Yes, but what is that conversation with your wife like?
She married someone who did this. I’m away less than most of the reporters I know because I don’t do hard news. So already, that helped. And also, quite frankly, when I went into this, I don’t think she realized how intense it was going to be. And when I found out how intense it was, I didn’t really share the details. Because I didn’t’ want to upset her. And then afterwards, after the five trips were over, I told her some stuff that I hadn’t wanted to talk about and that was a difficult conversation. She felt a little betrayed I think. But I don’t know that I’m going to do this again. I don’t want to really get shot at anymore. God forbid, you get addicted to that. So I don’t know. There are other ways of challenging yourself. But I think she understood this is a major project.

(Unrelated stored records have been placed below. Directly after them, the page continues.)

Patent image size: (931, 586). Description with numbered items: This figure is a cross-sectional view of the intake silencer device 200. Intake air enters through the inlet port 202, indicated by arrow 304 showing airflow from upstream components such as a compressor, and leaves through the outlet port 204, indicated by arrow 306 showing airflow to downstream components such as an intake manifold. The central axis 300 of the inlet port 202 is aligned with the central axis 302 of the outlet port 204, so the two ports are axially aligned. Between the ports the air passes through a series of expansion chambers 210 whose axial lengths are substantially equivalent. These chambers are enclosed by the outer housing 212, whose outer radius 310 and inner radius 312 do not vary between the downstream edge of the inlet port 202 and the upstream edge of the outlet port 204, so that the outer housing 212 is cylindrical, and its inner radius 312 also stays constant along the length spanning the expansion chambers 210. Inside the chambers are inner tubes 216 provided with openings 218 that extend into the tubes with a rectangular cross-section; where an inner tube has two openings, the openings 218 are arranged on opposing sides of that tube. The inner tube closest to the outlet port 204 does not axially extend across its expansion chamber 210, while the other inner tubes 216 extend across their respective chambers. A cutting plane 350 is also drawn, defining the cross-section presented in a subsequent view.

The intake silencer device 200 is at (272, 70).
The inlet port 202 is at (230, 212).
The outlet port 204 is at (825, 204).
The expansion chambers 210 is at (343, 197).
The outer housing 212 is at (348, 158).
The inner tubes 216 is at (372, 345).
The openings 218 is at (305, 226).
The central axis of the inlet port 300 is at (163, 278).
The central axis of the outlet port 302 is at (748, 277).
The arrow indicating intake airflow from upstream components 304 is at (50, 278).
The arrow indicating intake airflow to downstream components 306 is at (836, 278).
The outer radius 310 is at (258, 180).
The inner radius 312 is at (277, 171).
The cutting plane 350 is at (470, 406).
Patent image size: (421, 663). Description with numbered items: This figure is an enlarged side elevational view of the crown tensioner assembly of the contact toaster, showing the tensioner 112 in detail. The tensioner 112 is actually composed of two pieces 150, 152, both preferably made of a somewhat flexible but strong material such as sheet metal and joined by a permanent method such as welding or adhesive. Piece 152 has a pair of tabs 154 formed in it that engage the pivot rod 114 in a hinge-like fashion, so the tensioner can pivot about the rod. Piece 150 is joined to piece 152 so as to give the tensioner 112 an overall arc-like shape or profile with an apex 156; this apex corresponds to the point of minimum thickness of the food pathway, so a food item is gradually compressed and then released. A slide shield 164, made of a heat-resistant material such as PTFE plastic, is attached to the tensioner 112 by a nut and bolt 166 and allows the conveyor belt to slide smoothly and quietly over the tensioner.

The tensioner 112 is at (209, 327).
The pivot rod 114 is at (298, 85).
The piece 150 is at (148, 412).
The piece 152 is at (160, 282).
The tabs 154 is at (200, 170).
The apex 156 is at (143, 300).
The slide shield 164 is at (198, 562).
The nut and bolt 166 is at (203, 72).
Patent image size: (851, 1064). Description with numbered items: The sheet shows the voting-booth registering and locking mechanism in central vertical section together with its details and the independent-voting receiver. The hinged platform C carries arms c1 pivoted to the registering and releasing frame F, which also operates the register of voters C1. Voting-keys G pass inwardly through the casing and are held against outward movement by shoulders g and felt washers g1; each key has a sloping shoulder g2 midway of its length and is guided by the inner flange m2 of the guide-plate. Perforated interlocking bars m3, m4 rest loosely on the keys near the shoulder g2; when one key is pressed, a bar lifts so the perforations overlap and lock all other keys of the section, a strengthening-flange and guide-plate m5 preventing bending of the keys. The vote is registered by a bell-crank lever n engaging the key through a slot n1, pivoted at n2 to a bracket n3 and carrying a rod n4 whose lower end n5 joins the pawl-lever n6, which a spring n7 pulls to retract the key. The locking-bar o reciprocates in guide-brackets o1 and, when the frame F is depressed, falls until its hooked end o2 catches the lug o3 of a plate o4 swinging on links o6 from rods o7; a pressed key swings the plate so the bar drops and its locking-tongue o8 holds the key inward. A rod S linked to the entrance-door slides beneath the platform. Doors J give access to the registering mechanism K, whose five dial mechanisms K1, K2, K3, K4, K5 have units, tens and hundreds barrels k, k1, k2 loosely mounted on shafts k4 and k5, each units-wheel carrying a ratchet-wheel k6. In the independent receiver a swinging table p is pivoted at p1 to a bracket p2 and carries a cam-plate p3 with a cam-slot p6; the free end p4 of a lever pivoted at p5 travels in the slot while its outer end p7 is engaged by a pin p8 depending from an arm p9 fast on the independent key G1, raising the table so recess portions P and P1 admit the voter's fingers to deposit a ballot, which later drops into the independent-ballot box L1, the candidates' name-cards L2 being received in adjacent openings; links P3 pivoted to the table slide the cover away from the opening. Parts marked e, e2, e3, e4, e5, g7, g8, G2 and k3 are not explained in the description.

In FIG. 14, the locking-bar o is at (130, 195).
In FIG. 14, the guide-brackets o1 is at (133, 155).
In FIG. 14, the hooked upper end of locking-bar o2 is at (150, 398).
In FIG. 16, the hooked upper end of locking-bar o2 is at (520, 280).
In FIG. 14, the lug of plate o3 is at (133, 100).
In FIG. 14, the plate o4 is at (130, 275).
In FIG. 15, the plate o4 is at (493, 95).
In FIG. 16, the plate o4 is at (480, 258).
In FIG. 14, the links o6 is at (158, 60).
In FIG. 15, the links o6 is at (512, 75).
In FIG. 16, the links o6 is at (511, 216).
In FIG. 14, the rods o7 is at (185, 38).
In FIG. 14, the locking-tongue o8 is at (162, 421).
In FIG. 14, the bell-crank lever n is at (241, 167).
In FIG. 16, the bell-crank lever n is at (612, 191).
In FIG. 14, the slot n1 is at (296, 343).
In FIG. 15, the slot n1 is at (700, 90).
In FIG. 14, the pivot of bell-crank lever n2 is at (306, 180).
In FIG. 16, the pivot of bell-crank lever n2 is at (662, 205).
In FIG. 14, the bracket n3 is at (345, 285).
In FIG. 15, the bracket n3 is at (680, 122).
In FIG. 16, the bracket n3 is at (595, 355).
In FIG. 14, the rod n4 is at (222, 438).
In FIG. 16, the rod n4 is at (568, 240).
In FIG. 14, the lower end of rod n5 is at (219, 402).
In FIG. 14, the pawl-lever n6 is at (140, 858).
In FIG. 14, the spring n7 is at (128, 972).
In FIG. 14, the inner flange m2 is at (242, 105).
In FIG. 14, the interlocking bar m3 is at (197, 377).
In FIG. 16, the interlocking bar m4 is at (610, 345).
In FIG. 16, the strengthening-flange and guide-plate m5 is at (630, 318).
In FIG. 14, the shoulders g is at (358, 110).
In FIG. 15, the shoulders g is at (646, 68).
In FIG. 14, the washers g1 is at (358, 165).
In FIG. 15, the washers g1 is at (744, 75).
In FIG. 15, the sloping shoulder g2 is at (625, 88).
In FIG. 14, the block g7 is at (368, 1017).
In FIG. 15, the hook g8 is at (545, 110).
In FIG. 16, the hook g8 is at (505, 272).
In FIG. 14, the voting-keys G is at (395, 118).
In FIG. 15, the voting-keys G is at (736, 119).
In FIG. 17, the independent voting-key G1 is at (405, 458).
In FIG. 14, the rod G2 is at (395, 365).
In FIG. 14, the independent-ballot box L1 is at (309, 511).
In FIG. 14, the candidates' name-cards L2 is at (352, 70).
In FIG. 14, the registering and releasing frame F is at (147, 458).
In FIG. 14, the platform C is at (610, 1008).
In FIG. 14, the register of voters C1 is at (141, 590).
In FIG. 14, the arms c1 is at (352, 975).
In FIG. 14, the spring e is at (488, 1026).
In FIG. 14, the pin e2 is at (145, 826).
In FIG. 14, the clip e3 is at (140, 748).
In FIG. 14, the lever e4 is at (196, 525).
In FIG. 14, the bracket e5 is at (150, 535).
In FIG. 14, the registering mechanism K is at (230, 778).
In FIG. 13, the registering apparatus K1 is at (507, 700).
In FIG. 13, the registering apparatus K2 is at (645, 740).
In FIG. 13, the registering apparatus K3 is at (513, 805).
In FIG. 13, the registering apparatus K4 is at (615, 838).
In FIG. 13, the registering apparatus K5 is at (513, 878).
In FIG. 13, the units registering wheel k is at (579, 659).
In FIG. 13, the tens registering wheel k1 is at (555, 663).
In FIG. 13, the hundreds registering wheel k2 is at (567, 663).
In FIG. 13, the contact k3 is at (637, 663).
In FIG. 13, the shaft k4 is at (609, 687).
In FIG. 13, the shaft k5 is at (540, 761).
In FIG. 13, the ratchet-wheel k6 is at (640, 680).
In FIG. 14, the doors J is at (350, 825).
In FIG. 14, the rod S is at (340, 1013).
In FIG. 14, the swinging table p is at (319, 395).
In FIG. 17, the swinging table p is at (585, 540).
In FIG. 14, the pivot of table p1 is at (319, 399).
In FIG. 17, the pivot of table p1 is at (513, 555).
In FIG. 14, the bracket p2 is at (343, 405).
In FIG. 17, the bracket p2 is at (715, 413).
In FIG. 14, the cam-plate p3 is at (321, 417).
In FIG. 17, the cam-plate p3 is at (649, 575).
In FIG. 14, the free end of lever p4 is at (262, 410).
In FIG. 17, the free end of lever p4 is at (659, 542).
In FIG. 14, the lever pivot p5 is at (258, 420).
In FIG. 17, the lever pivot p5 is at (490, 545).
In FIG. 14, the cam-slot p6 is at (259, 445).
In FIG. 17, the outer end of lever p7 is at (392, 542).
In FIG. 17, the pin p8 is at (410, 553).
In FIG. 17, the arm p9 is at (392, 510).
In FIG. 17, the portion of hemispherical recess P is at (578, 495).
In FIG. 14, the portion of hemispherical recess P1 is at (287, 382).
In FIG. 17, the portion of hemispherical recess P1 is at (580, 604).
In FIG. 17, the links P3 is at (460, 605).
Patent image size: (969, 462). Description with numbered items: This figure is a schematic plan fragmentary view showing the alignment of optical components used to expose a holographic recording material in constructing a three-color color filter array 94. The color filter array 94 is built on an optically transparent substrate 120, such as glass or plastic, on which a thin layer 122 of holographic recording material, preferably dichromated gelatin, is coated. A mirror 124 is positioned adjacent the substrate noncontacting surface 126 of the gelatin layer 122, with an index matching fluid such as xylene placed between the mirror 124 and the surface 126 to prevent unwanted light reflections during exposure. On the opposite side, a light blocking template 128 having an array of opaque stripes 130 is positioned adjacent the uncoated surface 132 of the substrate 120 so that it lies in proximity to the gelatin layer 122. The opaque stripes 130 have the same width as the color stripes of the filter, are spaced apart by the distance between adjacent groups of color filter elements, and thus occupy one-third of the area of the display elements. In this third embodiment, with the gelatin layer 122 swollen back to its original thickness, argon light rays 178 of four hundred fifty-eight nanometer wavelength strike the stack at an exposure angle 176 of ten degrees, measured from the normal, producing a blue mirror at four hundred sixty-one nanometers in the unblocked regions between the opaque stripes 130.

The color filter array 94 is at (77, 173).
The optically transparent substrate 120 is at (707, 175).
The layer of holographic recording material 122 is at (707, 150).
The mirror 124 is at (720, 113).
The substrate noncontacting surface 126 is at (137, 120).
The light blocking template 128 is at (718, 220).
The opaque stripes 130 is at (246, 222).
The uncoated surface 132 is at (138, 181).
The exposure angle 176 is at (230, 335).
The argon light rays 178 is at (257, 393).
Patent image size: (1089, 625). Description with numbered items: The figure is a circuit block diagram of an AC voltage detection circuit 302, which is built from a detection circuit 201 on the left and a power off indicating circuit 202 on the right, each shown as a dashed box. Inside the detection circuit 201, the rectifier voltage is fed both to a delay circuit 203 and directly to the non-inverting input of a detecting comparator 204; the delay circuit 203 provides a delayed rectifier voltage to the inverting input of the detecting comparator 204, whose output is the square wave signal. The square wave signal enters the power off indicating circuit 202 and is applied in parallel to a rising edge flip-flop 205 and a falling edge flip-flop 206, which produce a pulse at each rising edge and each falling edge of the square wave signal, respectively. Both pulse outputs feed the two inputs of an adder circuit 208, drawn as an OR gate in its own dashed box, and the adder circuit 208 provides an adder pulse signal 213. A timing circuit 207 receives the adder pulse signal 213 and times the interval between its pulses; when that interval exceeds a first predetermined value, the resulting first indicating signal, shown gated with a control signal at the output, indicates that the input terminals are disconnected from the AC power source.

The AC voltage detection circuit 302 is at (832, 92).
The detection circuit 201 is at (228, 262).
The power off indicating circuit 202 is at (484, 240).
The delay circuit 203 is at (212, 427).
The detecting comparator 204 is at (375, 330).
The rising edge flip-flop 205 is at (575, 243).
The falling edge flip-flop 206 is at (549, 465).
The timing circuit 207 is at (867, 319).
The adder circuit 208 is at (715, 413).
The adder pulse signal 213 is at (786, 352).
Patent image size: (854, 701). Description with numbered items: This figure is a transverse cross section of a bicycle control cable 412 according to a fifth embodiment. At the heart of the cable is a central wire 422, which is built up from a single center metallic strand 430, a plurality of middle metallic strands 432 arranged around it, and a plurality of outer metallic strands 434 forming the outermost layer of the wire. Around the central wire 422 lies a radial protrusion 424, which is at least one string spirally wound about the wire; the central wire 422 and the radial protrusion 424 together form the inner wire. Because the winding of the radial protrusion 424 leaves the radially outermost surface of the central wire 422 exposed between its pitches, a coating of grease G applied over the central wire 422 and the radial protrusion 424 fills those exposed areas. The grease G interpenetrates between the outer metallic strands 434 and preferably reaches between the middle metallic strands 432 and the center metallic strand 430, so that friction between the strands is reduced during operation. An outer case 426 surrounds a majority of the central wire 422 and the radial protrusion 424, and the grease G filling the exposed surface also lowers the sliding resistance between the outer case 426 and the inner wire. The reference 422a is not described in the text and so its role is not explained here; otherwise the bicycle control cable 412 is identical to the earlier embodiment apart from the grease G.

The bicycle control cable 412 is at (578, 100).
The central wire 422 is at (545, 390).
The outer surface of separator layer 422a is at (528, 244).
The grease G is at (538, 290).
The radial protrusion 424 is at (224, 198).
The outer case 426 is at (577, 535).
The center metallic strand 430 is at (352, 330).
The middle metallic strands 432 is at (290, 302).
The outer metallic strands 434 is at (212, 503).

Have you kept in touch with the soldiers from Battle Company?
Yes, of course.
Was there a temptation to put more of yourself in the book?
S—, I thought I put a lot of myself in! [Laughs] I put in everything I had to say about myself. As a journalist, you don’t usually use the first person at all. I thought I put in an enormous amount of myself. I thought I was a lens people could see the situation through.
It must have been interesting watching Restrepo with an audience at Sundance. As an author, you probably don’t get the chance to watch people experiencing your work?
With this movie, you sit there and it’s a two-hour collective experience and the lights go on. You never get that with a book. Not at a reading, not at a book signing. I would watch people watch my movie…it was cool. I’ve sat next to people on airplanes who were reading my book, but that’s totally different. This was the entire movie. The screenings were really emotional. Every single screening there were people crying in tears. That was very profound for me. It made me feel like I had done something good at a time when this country is groping for some meaning. I felt like I touched a few people who needed a catharsis. I just wanted to know what it was like to be a soldier.
You may hate this question, but so be it. You get lumped together a lot with Jon Krakauer…
Yeah, people say to me “I loved your book about Everest.” I get that all the time. It’s very funny.
Did you read his Pat Tillman book?
I don’t think the association’s a bad one. You two had bestsellers at a time when adventure journalism took off — it was a moment.
I think we’re roughly the same age and our books came out with a few weeks of each other or something like that. But I mean, one’s a sport that people didn’t have to die doing and another one guys died making a living. So let’s be clear about where adventure begins here. I think for a long time those topics were treated fictionally and then suddenly Krakauer and I came along and wrote non-fiction accounts of these things. So I understand the comparison for readers.
How did you feel when Hollywood came calling for the movie version of your bestseller, A Perfect Storm?
Well, my agent sent the manuscript around and I went out to Hollywood because it was not an obvious movie. They didn’t come calling, it was more like I was courting them. I was trying to explain to them: Hey you can make a movie out of this! I know everyone dies! [laughs] and Warner Bros. picked it up and I think they basically forgot about it. And then the book started to do well and they remembered it. I didn’t want to write the script, I wanted to go back overseas, so I didn’t really think about it. I mean, I went to the movie set because I have a crush on Diane Lane, but it wasn’t my world.
How do you feel about the movie?
I mean, it’s a big Hollywood movie, which isn’t really my taste in cinema. But for what it is, I think it was very good. It respected the town and the people in the town. And I appreciate that. And today, it reaches people that my book didn’t.